Example 8.4-1. Prediction of the Thermal Conductivity

of a Liquid

from Bird, Stewart and Lightfoot, pg. 261.

> restart;

Thermal conductivity in a liquid is given in equation 8.4-3:

> k:=2.80*(N/V)^(2/3)*kappa*vs;

where N is Avogadro's number, V is the molar volume, kappa is the Boltzman constant, and vs is the sonic velocity, defined as:

> vs:=sqrt(C[p]/C[v]*diff(p(rho),rho)[T]);

The problem in example 8.4-1 is concerned with finding the thermal conductivity of carbon tetrachloride at 20 C and 1 atm.
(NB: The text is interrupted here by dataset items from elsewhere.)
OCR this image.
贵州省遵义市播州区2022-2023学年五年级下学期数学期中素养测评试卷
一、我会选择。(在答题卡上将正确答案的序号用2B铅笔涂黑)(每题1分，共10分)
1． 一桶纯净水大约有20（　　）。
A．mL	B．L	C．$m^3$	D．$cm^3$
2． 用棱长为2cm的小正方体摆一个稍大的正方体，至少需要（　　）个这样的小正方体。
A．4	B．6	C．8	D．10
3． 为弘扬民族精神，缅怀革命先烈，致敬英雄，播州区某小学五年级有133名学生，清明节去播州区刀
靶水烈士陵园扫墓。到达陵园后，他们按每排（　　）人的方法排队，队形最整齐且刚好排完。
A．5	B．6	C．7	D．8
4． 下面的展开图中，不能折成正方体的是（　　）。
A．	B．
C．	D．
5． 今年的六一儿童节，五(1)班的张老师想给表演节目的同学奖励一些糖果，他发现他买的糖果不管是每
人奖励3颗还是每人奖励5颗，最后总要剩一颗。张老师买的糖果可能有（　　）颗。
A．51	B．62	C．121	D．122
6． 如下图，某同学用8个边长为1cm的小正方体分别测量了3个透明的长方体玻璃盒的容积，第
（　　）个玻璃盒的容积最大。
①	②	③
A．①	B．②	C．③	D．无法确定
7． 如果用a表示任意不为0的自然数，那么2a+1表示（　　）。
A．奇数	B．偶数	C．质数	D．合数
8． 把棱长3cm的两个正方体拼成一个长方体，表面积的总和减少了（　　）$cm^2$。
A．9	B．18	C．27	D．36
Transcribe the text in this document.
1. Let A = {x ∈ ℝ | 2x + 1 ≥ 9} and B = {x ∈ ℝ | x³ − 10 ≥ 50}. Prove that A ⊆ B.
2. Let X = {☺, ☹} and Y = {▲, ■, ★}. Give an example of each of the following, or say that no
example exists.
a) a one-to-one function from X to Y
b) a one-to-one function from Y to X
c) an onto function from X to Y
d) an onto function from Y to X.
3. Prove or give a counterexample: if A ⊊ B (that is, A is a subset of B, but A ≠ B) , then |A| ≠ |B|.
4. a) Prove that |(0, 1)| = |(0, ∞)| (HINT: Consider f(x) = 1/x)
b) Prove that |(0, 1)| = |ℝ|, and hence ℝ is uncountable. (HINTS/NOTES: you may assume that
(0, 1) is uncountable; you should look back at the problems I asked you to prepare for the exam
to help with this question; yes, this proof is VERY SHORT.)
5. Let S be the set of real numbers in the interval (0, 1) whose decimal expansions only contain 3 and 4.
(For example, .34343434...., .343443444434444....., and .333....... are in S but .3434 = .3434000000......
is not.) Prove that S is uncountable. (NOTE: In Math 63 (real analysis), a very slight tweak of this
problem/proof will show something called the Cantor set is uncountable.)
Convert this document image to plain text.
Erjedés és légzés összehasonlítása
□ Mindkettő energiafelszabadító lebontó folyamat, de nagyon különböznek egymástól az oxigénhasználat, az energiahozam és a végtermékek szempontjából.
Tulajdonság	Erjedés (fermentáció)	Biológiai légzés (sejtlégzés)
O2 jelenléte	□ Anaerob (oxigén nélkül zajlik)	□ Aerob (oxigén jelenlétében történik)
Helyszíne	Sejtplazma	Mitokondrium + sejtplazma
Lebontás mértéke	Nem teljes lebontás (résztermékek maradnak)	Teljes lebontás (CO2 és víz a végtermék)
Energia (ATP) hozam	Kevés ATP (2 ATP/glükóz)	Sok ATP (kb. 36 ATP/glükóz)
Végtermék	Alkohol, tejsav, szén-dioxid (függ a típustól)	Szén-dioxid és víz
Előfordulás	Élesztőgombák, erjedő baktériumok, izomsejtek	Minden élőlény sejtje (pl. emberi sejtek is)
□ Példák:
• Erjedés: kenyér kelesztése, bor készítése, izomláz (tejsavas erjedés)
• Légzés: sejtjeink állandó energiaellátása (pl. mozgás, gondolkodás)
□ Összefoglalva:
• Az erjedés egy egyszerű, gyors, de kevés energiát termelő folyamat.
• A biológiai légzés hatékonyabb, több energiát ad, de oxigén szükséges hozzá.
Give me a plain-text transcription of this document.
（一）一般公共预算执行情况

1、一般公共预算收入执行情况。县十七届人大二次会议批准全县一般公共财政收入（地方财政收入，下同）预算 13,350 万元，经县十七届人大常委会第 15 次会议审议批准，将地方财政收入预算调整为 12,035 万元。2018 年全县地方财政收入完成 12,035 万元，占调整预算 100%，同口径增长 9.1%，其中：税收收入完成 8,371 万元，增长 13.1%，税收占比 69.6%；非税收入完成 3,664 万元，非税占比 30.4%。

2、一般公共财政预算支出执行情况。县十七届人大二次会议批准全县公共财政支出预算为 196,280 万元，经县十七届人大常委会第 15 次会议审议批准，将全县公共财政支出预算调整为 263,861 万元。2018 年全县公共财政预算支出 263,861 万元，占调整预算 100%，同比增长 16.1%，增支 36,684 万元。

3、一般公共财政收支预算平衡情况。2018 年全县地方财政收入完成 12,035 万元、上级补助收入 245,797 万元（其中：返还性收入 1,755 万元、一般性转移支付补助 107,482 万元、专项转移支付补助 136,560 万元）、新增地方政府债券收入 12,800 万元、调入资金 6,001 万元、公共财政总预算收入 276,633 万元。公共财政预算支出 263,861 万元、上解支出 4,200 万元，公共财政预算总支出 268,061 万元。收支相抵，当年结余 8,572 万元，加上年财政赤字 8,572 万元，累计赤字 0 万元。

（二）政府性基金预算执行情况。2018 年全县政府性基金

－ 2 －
First, define the compressibility as:

> c:=rho1->inv(rho1)*diff(rho1(p),p)[T];

a dummy variable rho1 is used here so, when we plug into the equation, maple does not also define the rho that appears in the expression for vs.

Then we have,

> eqn:=diff(p(rho),rho)[T]=1/(rho1*c);

The density of liquid CCl4 at 20 C and 1 atm is given as 1.595 g/cm^-3, and it's compressibility is given as 90.7 x 10^-6 atm

> c:=90.7e-6/atm;rho1:=1.595*g/cm^3;assume(cm > 0);assume(s>0);atm:=1.0133e6*g/cm/s^2;

and the equation becomes

> eqn;

This agrees with the result obtained in the book of 7.00 x 10^9 cm^2/s^2;

With this, we can now find vs

Recall:

> vs;

if we assume Cp/Cv = 1.0, and substitute in for diff(p,rho):

> vs:=algsubs(C[p]/C[v]=1.0,vs);

> vs:=simplify(algsubs(diff(p(rho),rho)[T]=7004385949.*cm^2/(s^2),vs));

Compare with the value obtained in the book of 8.37 x 10^4 cm/s

find the molar volume using the molecular weight and the density:

> M:=153.84*g/mole;V:=M/rho1;

Avogardo's number:

> N:=6.023e23/mole;

(note: N is define as per mole instead of molecule/mole since molecule will simply cancel out with the molecule term in the Boltzman constant)

The Boltzman Constant:

> kappa:=1.3805e-16*erg/K;

Plug everything into thermal conductivity equation:

> simplify(k);

(book: 1.10 x 10^4 (cm^-2)(erg/K)(cm/s)

redefine energy units:

> erg:=2.3901e-8*cal;k:=simplify(k);

Compare with book answer of k=2.62 x 10^-4 cal/s/cm/K